LES SEMAILLES
Une
fois tous les champs labourés, il fallait semer le grain. Nous n'avions pas de
semoir mécanique traîné par deux chevaux, mais un semoir à main ! Pour
en confectionner un, c'était très simple : on prenait un bon sac de jute
de l'époque. Au fond de ce sac, dans un coin, on mettait une pierre de la
grosseur d'un œuf que l'on attachait de l'extérieur de façon à faire
une boule. On faisait la même opération presque en haut du sac (le long de la
couture). Une fois les deux pierres attachées, on reliait les deux avec une
corde solide. Une fois terminé on passait la corde comme pour une musette ou un
carnier, sur l'épaule droite pour un droitier, à gauche pour un gaucher. En
principe ce sac servait d'une année à l'autre.
Après
avoir chargé les sacs de blé de semence sur une charrette, avec la herse, et
la planche (voir plus tard pour la planche) nous partions pour semer. Arrivés
à destination, le matériel était descendu de la charrette. Il nous fallait
couper quelques branches d'arbustes ou de cannes. Souvent préparées à
l'avance, ces cannes servaient de jalons pour semer à la main. Un semeur
droitier partait toujours de l'extrême droite
du champ, au bord du labouré, après avoir mis la première canne à six pas du
bord, dans le sens de la largeur, une autre dans le même alignement et une
troisième au bout du champ. Si le champ était d'une grande longueur il fallait
plusieurs cannes supplémentaires. Une fois les mesures terminées, il fallait
mettre le grain dans le semoir, une
vingtaine de kilos environ, souvent plus, tout dépendait de la force du semeur.

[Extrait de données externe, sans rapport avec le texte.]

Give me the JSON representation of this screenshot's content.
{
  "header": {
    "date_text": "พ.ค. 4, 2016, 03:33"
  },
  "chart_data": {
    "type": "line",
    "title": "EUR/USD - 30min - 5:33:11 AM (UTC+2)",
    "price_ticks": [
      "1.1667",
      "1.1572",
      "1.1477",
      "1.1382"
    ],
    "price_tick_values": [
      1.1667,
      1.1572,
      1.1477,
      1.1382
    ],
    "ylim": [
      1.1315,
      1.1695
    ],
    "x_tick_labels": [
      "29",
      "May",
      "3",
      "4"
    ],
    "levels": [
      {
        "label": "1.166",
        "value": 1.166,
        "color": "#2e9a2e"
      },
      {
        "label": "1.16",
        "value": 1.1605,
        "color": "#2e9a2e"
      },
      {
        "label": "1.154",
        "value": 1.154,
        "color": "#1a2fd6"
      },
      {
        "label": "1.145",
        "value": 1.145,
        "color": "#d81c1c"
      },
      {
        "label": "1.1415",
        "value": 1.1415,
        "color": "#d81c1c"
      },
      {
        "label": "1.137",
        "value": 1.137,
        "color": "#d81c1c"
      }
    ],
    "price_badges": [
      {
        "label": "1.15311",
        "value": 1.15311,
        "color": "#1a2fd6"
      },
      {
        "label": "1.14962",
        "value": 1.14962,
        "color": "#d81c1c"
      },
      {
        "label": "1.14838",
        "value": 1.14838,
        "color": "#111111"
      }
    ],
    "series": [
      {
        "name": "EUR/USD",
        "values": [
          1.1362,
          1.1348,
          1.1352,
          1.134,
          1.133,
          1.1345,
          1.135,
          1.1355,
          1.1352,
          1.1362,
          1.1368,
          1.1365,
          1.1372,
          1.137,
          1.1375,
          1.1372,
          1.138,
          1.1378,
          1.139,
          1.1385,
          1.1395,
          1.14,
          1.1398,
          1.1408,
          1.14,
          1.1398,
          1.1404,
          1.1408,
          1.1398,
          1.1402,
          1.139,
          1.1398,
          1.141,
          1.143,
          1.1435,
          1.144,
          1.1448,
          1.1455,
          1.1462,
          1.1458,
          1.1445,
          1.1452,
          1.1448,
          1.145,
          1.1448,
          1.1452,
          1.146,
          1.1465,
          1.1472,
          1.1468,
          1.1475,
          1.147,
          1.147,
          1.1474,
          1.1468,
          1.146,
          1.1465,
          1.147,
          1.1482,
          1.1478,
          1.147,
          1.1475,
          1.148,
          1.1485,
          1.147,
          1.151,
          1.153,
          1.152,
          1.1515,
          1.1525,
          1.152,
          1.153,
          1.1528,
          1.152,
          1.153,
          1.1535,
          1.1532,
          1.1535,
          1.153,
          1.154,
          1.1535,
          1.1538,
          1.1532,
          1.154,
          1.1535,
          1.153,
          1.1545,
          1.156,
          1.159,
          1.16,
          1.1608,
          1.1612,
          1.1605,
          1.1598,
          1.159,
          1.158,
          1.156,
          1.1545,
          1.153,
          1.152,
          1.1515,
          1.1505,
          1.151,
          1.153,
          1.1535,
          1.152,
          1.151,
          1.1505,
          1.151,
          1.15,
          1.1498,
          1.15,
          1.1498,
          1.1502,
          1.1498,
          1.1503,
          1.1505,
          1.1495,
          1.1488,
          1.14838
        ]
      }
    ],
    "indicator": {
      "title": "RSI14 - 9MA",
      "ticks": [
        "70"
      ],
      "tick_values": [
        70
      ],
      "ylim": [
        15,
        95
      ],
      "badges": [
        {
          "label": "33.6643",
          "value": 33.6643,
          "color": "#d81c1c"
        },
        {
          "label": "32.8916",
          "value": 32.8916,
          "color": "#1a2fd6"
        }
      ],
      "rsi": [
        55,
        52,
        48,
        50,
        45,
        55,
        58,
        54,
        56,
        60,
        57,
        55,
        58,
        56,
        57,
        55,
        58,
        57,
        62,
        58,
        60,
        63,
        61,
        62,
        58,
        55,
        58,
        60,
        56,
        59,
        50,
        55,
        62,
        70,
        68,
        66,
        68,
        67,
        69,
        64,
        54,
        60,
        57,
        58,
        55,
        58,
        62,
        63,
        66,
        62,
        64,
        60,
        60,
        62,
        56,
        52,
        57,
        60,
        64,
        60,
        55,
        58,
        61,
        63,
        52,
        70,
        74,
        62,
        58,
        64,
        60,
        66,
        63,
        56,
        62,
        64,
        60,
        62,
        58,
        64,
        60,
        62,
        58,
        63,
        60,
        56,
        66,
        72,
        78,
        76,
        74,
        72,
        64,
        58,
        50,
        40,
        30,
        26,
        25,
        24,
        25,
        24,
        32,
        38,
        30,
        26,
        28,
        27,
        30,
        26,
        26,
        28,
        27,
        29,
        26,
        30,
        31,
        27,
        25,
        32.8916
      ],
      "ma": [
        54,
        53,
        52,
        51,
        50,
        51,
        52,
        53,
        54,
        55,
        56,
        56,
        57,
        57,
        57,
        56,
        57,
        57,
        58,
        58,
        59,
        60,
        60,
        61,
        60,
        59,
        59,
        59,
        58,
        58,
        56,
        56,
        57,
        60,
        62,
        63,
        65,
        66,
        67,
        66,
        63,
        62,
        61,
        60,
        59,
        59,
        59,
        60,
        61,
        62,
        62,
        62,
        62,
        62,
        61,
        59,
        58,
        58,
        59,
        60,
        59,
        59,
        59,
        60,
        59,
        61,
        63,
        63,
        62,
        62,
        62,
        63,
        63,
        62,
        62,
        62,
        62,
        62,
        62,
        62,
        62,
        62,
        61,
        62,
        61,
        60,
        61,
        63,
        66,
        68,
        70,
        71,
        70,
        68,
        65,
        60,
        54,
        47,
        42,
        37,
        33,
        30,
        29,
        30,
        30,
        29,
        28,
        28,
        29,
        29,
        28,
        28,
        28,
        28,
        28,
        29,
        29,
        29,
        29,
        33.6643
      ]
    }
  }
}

( Mon Frère aîné était très fort pour semer à la main). Après avoir mis
le semoir en bandoulière sur son épaule, on plaçait un morceau de canne ou du
bois, d'une longueur de trente centimètres environ,
en travers de la bouche du sac pour la maintenir ouverte et pouvoir
entrer la main facilement à l’intérieur afin de prendre une poignée de
grains. Semer n'était pas facile, car il fallait synchroniser les pas et la
main droite. Lorsque le semeur envoyait le pied gauche en avant, la main droite
entrait dans le sac et prenait une poignée de grains. Lorsque le semeur la
ressortait, le pied droit était déjà parti. Le bras droit partait vers
l'avant en formant un demi cercle de droite à gauche (comme une faucille).

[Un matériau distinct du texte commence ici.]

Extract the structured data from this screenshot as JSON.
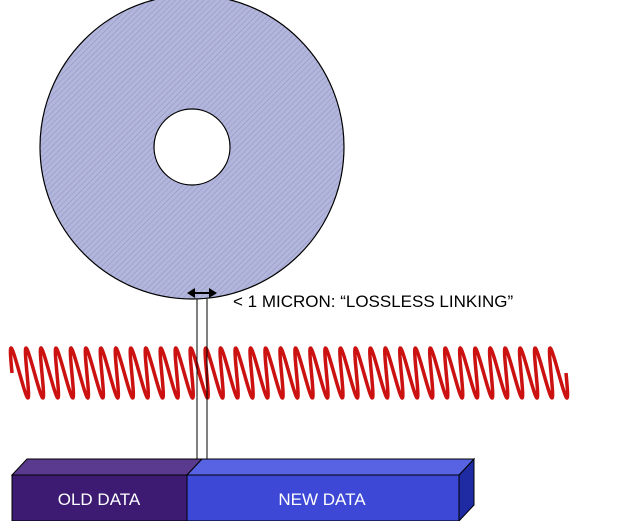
{
  "annotation": {
    "text": "< 1 MICRON: “LOSSLESS LINKING”"
  },
  "blocks": {
    "old_data": "OLD DATA",
    "new_data": "NEW DATA"
  },
  "colors": {
    "disc_fill": "#b3b6dc",
    "disc_hatch": "#8f93bd",
    "wave": "#cc1111",
    "old_front": "#3d1b73",
    "old_top": "#5a3a8e",
    "new_front": "#3d49d6",
    "new_top": "#5863e3",
    "new_side": "#1f2ba3",
    "label_on_new": "#ffffff"
  }
}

C'est à ce moment là que la main s'ouvrait comme un éventail et que les
grains étaient projetés devant le semeur sur une
largeur de trois mètres environ et de façon régulière. Je revois mon
frère partir droit devant lui d'un pas cadencé comme un automate, faire ce
geste majestueux du Semeur. Il est beau de voir sortir le grain de la main.
Une
fois arrivé au bout du champ, le semeur revenait au point de départ et partant
de la canne du bas, il laissait le semoir par terre (pour ne pas perdre l’alignement
des autres cannes) et déplaçait la canne de six mètres sur la droite. Il
reprenait son sac, revenait en semant au point de départ et déplaçait les
cannes, et ainsi de suite jusqu’à
la fin du champ.
Lorsque
le semoir était presque vide, que la main droite avait des difficultés à
prendre une poignée de grains, il fallait, avec la cuisse et le genou de la
jambe gauche que l’on montait le plus haut possible, prendre les grains dans
le fond du semoir. C’était important car si les poignées n’étaient pas régulières,
le semer serait plus clair à cet endroit.
Une
fois le grain envoyé, il fallait le recouvrir avec la herse. C’était mon
travail, je pouvais le commencer après que mon frère ait fait deux voyages.

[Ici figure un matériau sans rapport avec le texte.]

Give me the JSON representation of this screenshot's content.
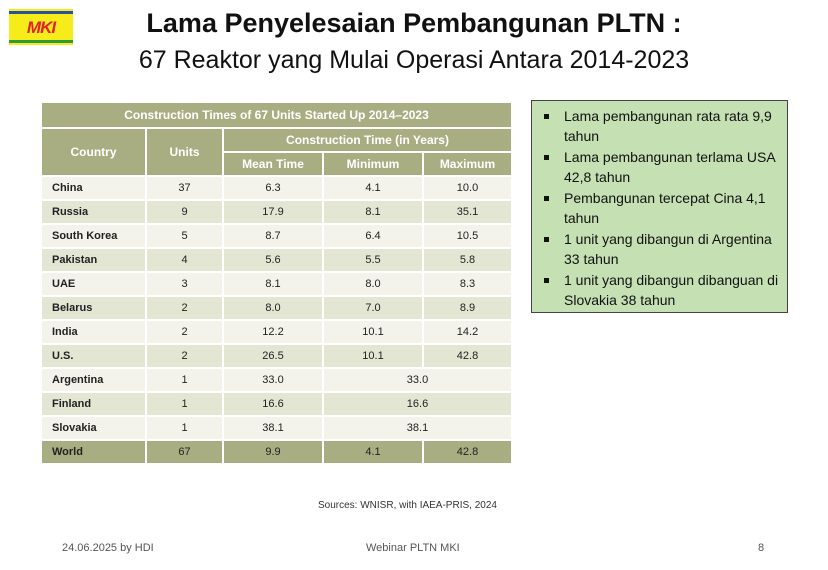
{
  "logo": {
    "text": "MKI",
    "colors": {
      "bg": "#f6ec1a",
      "text": "#e0202a",
      "top": "#2a4fa0",
      "bottom": "#2e9a3a"
    }
  },
  "header": {
    "title": "Lama Penyelesaian Pembangunan PLTN :",
    "subtitle": "67 Reaktor yang Mulai Operasi Antara 2014-2023"
  },
  "table": {
    "caption": "Construction Times of 67 Units Started Up 2014–2023",
    "col_country": "Country",
    "col_units": "Units",
    "group": "Construction Time (in Years)",
    "col_mean": "Mean Time",
    "col_min": "Minimum",
    "col_max": "Maximum",
    "rows": [
      {
        "country": "China",
        "units": "37",
        "mean": "6.3",
        "min": "4.1",
        "max": "10.0"
      },
      {
        "country": "Russia",
        "units": "9",
        "mean": "17.9",
        "min": "8.1",
        "max": "35.1"
      },
      {
        "country": "South Korea",
        "units": "5",
        "mean": "8.7",
        "min": "6.4",
        "max": "10.5"
      },
      {
        "country": "Pakistan",
        "units": "4",
        "mean": "5.6",
        "min": "5.5",
        "max": "5.8"
      },
      {
        "country": "UAE",
        "units": "3",
        "mean": "8.1",
        "min": "8.0",
        "max": "8.3"
      },
      {
        "country": "Belarus",
        "units": "2",
        "mean": "8.0",
        "min": "7.0",
        "max": "8.9"
      },
      {
        "country": "India",
        "units": "2",
        "mean": "12.2",
        "min": "10.1",
        "max": "14.2"
      },
      {
        "country": "U.S.",
        "units": "2",
        "mean": "26.5",
        "min": "10.1",
        "max": "42.8"
      },
      {
        "country": "Argentina",
        "units": "1",
        "mean": "33.0",
        "minmax": "33.0"
      },
      {
        "country": "Finland",
        "units": "1",
        "mean": "16.6",
        "minmax": "16.6"
      },
      {
        "country": "Slovakia",
        "units": "1",
        "mean": "38.1",
        "minmax": "38.1"
      }
    ],
    "world": {
      "country": "World",
      "units": "67",
      "mean": "9.9",
      "min": "4.1",
      "max": "42.8"
    },
    "source": "Sources: WNISR, with IAEA-PRIS, 2024"
  },
  "notes": [
    "Lama pembangunan rata rata 9,9 tahun",
    "Lama pembangunan terlama USA 42,8 tahun",
    "Pembangunan tercepat Cina 4,1 tahun",
    "1 unit yang dibangun di Argentina 33 tahun",
    "1 unit yang dibangun dibanguan di Slovakia 38 tahun"
  ],
  "footer": {
    "left": "24.06.2025 by HDI",
    "center": "Webinar PLTN MKI",
    "page": "8"
  }
}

Avec mes deux chevaux (Kiki et la jument Nine ou le Blond) je marchais derrière
la herse, mais comme elle était large, j’avais vite fait de rattraper mon frère.
Souvent, il fallait arrêter les chevaux (ils ne demandaient pas mieux pour se
reposer un peu) pour que mon frère finisse. Il fallait que je continue à
recouvrir les grains avant que les pies ou les oiseaux ne les repèrent.
Une
fois la herse passée il fallait passer le planche, avec un cheval (en principe
le plus gaillard) pour finir de casser les mottes et aplanir la terre. Certains
paysans passaient un rouleau en pierre ou en bois. Nous, nous avions une
planche, elle était d’une largeur d’environ trois mètres, il fallait se
tenir dessus, debout en équilibre avec les guides du cheval dans les mains.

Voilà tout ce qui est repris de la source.